Related link: http://ferret.davebalmain.com/trac



If you are planning to use Ruby in any project that will need to search anything, pay close attention to Ferret - a Ruby port of Lucene.


Back in January, I started my rewrite of CD Baby in Rails - but one of the biggest unsolved problems was search :


  • over 100,000 albums (and adding 200 new albums a day!)

  • over 1,000,000 songs

  • need to be searchable not just by exact-match, but partial-match and mis-spelling

  • results need to be weighted so that exact-match result comes before partial-match

  • every search must search these six fields: artist, album, style, description, mis-spellings, similar-artists

  • result matches need to be weighted in this order of fields: artist, mis-spellings, similar-artists, album, style, description

  • all this has to happen in under 1 second



I used to have great search results, but it took TEN queries to do it (4 exact-match queries followed by 6 LIKE '%string%' queries). This was fine before CD Baby got popular, but once we started growing, my old reliable search was taking 30 SECONDS to return results! Live! On the website! Intolerable!


I switched to MySQL's fulltext search. Fast, yes. But disappointing results. Too many results. Search for "Bob Dylan" and you'll get EVERY artist with any mention of "Bob" OR "Dylan" in their name or album name.

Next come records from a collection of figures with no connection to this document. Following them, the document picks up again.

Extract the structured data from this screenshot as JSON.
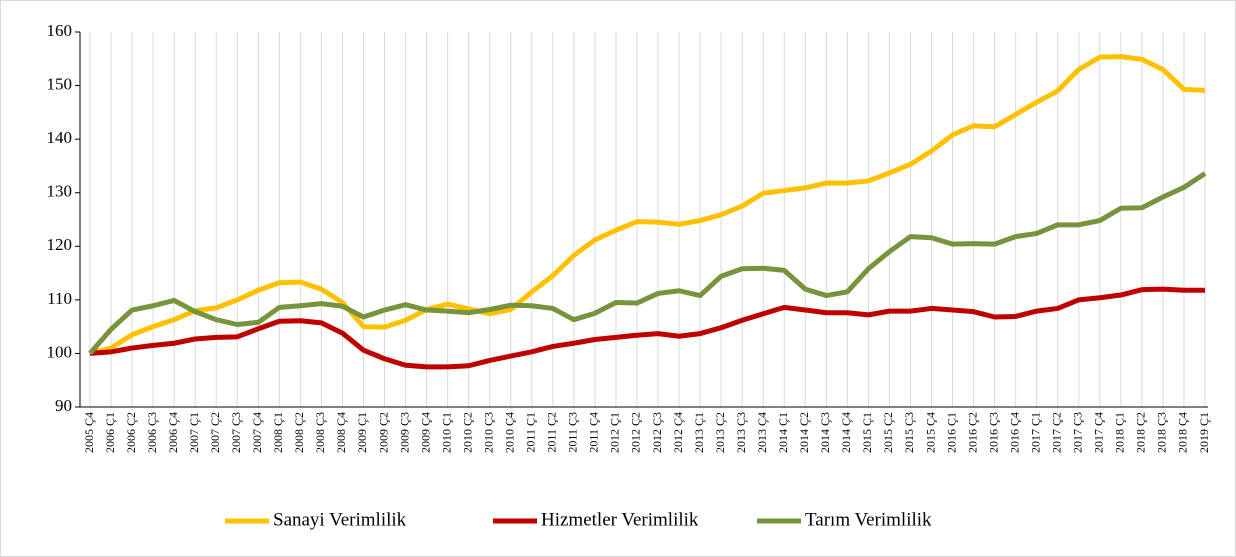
{
  "chart_data": {
    "type": "line",
    "categories": [
      "2005 Ç4",
      "2006 Ç1",
      "2006 Ç2",
      "2006 Ç3",
      "2006 Ç4",
      "2007 Ç1",
      "2007 Ç2",
      "2007 Ç3",
      "2007 Ç4",
      "2008 Ç1",
      "2008 Ç2",
      "2008 Ç3",
      "2008 Ç4",
      "2009 Ç1",
      "2009 Ç2",
      "2009 Ç3",
      "2009 Ç4",
      "2010 Ç1",
      "2010 Ç2",
      "2010 Ç3",
      "2010 Ç4",
      "2011 Ç1",
      "2011 Ç2",
      "2011 Ç3",
      "2011 Ç4",
      "2012 Ç1",
      "2012 Ç2",
      "2012 Ç3",
      "2012 Ç4",
      "2013 Ç1",
      "2013 Ç2",
      "2013 Ç3",
      "2013 Ç4",
      "2014 Ç1",
      "2014 Ç2",
      "2014 Ç3",
      "2014 Ç4",
      "2015 Ç1",
      "2015 Ç2",
      "2015 Ç3",
      "2015 Ç4",
      "2016 Ç1",
      "2016 Ç2",
      "2016 Ç3",
      "2016 Ç4",
      "2017 Ç1",
      "2017 Ç2",
      "2017 Ç3",
      "2017 Ç4",
      "2018 Ç1",
      "2018 Ç2",
      "2018 Ç3",
      "2018 Ç4",
      "2019 Ç1"
    ],
    "series": [
      {
        "name": "Sanayi Verimlilik",
        "color": "#ffc000",
        "values": [
          100,
          101,
          103.5,
          105,
          106.3,
          108,
          108.5,
          110,
          111.8,
          113.2,
          113.3,
          112,
          109.5,
          105,
          104.9,
          106.2,
          108.2,
          109.2,
          108.3,
          107.4,
          108.2,
          111.5,
          114.5,
          118.3,
          121.2,
          123,
          124.6,
          124.5,
          124.1,
          124.8,
          125.9,
          127.5,
          129.9,
          130.4,
          130.9,
          131.8,
          131.8,
          132.2,
          133.7,
          135.3,
          137.8,
          140.8,
          142.5,
          142.3,
          144.6,
          146.9,
          149,
          153,
          155.3,
          155.4,
          154.9,
          153,
          149.3,
          149.1
        ]
      },
      {
        "name": "Hizmetler Verimlilik",
        "color": "#c00000",
        "values": [
          100,
          100.3,
          101,
          101.5,
          101.9,
          102.7,
          103,
          103.1,
          104.6,
          106,
          106.1,
          105.7,
          103.8,
          100.6,
          99,
          97.8,
          97.5,
          97.5,
          97.7,
          98.7,
          99.5,
          100.3,
          101.3,
          101.9,
          102.6,
          103,
          103.4,
          103.7,
          103.2,
          103.7,
          104.8,
          106.2,
          107.4,
          108.6,
          108.1,
          107.6,
          107.6,
          107.2,
          107.9,
          107.9,
          108.4,
          108.1,
          107.8,
          106.8,
          106.9,
          107.9,
          108.4,
          110,
          110.4,
          110.9,
          111.9,
          112,
          111.8,
          111.8
        ]
      },
      {
        "name": "Tarım Verimlilik",
        "color": "#77933c",
        "values": [
          100,
          104.5,
          108.1,
          108.9,
          109.9,
          107.8,
          106.3,
          105.4,
          105.8,
          108.6,
          108.9,
          109.3,
          108.8,
          106.8,
          108.1,
          109.1,
          108.1,
          107.9,
          107.6,
          108.2,
          109,
          108.9,
          108.4,
          106.3,
          107.5,
          109.5,
          109.4,
          111.2,
          111.7,
          110.8,
          114.4,
          115.8,
          115.9,
          115.5,
          112,
          110.8,
          111.5,
          115.8,
          119,
          121.8,
          121.6,
          120.4,
          120.5,
          120.4,
          121.8,
          122.4,
          124,
          124,
          124.8,
          127.1,
          127.2,
          129.2,
          131,
          133.6
        ]
      }
    ],
    "ylim": [
      90,
      160
    ],
    "yticks": [
      90,
      100,
      110,
      120,
      130,
      140,
      150,
      160
    ],
    "grid": true,
    "legend": "bottom"
  }
}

I asked on my blog, here and got some good advice, including a recommendation for Lucene. My good friend Robert Kaye also told me about Lucene. No - he RAVED about Lucene - about how it could wildcard-search a million strings and return properly-weighted results in a few milliseconds. We talked about his Lucene experience for an hour, and I was convinced that this was the way to go. If you're interested in learning more about Lucene, download the Lucene book : Lucene in Action. It's great.

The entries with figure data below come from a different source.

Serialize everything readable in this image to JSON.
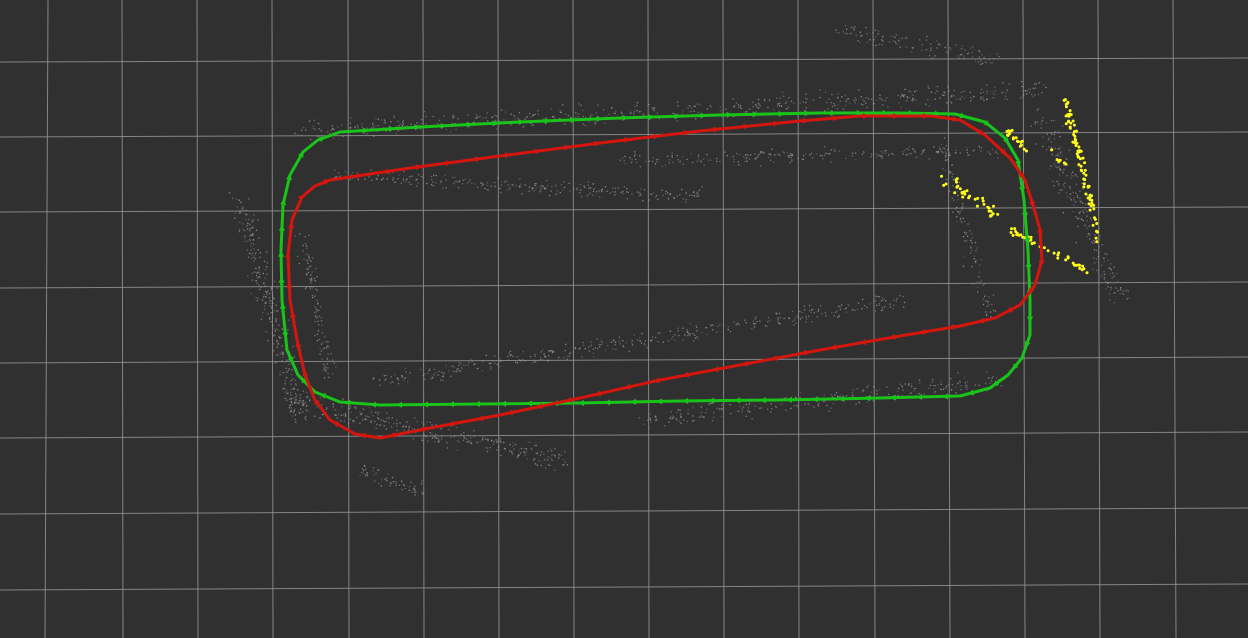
{
  "viewport": {
    "background": "#303030",
    "grid_color": "#9a9a9a"
  },
  "trajectories": [
    {
      "name": "green-trajectory",
      "color": "#19c319"
    },
    {
      "name": "red-trajectory",
      "color": "#d4160f"
    }
  ],
  "point_clouds": {
    "map_points_color": "#9b9b9b",
    "active_points_color": "#ffff1e"
  }
}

Only one problem : it's in Java. Fucking Java. I've never tried Java. I was hoping to not have to. I don't hear nice things about it. It's on my coffee list. But I was considering learning it a bit, just to get Lucene going.


RUBY BINDINGS TO LUCENE?

I asked around the Ruby list, and found out that Brian McCallister had been given a small grant to write Ruby bindings to Lucene. This looked very promising, at first, but eventually became apparent that it just wasn't going to happen. At all. Sigh....


LUCENE WEB SERVICE:

Robert Kaye wrote the Lucene Web Service for me. Tomcat. Java. A good start. Open source. Even has some other contributors. But still would mean I'd need to install Java on my servers and maintain a Tomcat server, and do all this Java stuff I was really really hoping not to have to do, just to search my catalog! But it semeed like the only way, so I was going to dedicate next week to setting it all up and getting to know it.

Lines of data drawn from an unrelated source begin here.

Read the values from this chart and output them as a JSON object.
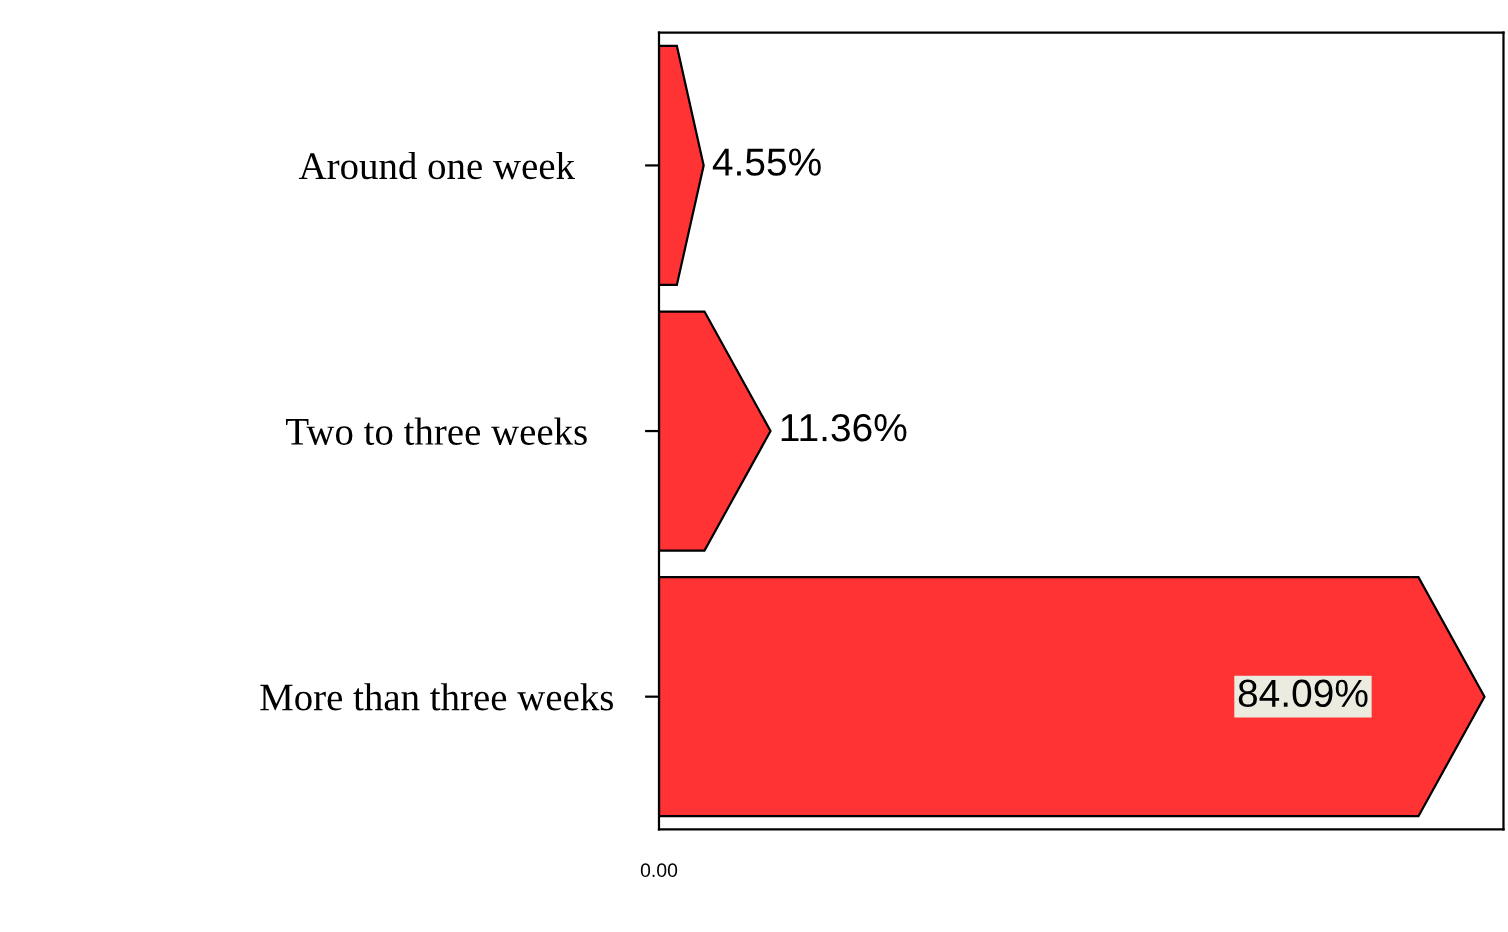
{
  "chart_data": {
    "type": "bar",
    "orientation": "horizontal",
    "categories": [
      "Around one week",
      "Two to three weeks",
      "More than three weeks"
    ],
    "values": [
      4.55,
      11.36,
      84.09
    ],
    "value_labels": [
      "4.55%",
      "11.36%",
      "84.09%"
    ],
    "color": "#ff3333",
    "annotations": [
      "0.00"
    ],
    "grid": false,
    "legend": false
  }
}
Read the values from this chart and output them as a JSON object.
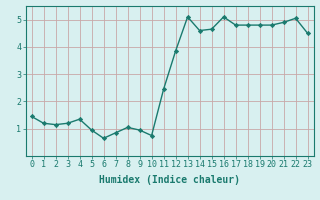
{
  "x": [
    0,
    1,
    2,
    3,
    4,
    5,
    6,
    7,
    8,
    9,
    10,
    11,
    12,
    13,
    14,
    15,
    16,
    17,
    18,
    19,
    20,
    21,
    22,
    23
  ],
  "y": [
    1.45,
    1.2,
    1.15,
    1.2,
    1.35,
    0.95,
    0.65,
    0.85,
    1.05,
    0.95,
    0.75,
    2.45,
    3.85,
    5.1,
    4.6,
    4.65,
    5.1,
    4.8,
    4.8,
    4.8,
    4.8,
    4.9,
    5.05,
    4.5
  ],
  "line_color": "#1a7a6e",
  "marker": "D",
  "marker_size": 2.2,
  "line_width": 1.0,
  "bg_color": "#d8f0f0",
  "grid_color": "#c8a8a8",
  "xlabel": "Humidex (Indice chaleur)",
  "xlabel_fontsize": 7,
  "tick_fontsize": 6,
  "ylim": [
    0,
    5.5
  ],
  "xlim": [
    -0.5,
    23.5
  ],
  "yticks": [
    1,
    2,
    3,
    4,
    5
  ],
  "xticks": [
    0,
    1,
    2,
    3,
    4,
    5,
    6,
    7,
    8,
    9,
    10,
    11,
    12,
    13,
    14,
    15,
    16,
    17,
    18,
    19,
    20,
    21,
    22,
    23
  ]
}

ANNOUNCED THIS WEEK : LUCENE FOR RUBY! HOLY SHIT!

Then just a few days ago, David Balmain announced a full port of Lucene to Ruby - called Ferret. A full port! No Java needed! Oh man what perfect timing.


  • See example usage on his announcement and tutorial, and Brian McCallister's example, too.

  • Bookmark the Ferret home page, download it, give it a try, tell others.

  • Subscribe to Dave Balmain's blog because development is happening fast, even though it's just him right now.

  • And lastly - for you Lucene experts or C-programmers, please consider contributing to Ferret, because Dave could really use some help with it. CD Baby will contribute some money to the project - but I'm not enough of an expert to help the programming itself.


4 Comments

MikeBoone
2005-10-23 12:13:40
PHP Option
I shied away from Lucene for the same reason you did: I didn't want to install and maintain Java on the server. I use PHP, and I found that Xapian (www.xapian.org) fits the bill. Fast, flexible searches and bindings to PHP. I've been pretty happy with it.
Joe
2005-10-23 19:27:08
pyLucene
There's no reason that a similiar critter to pyLucene (http://pylucene.osafoundation.org/) couldn't be made for Ruby. It's compiling the java into C, and then driving forward to SWIG to make the interfaces. Ruby would fit right in...
dereksivers
2005-10-23 20:33:16
pyLucene
>pyLucene for ruby:
That's the Brian McCallister project I was referring to, above. Yes it would be do-able, and that was the goal, but didn't look like it was going to happen.
aristotle
2005-10-24 02:14:25
Re:
For completeness, the Perl port of Lucene:


http://search.cpan.org/dist/Plucene/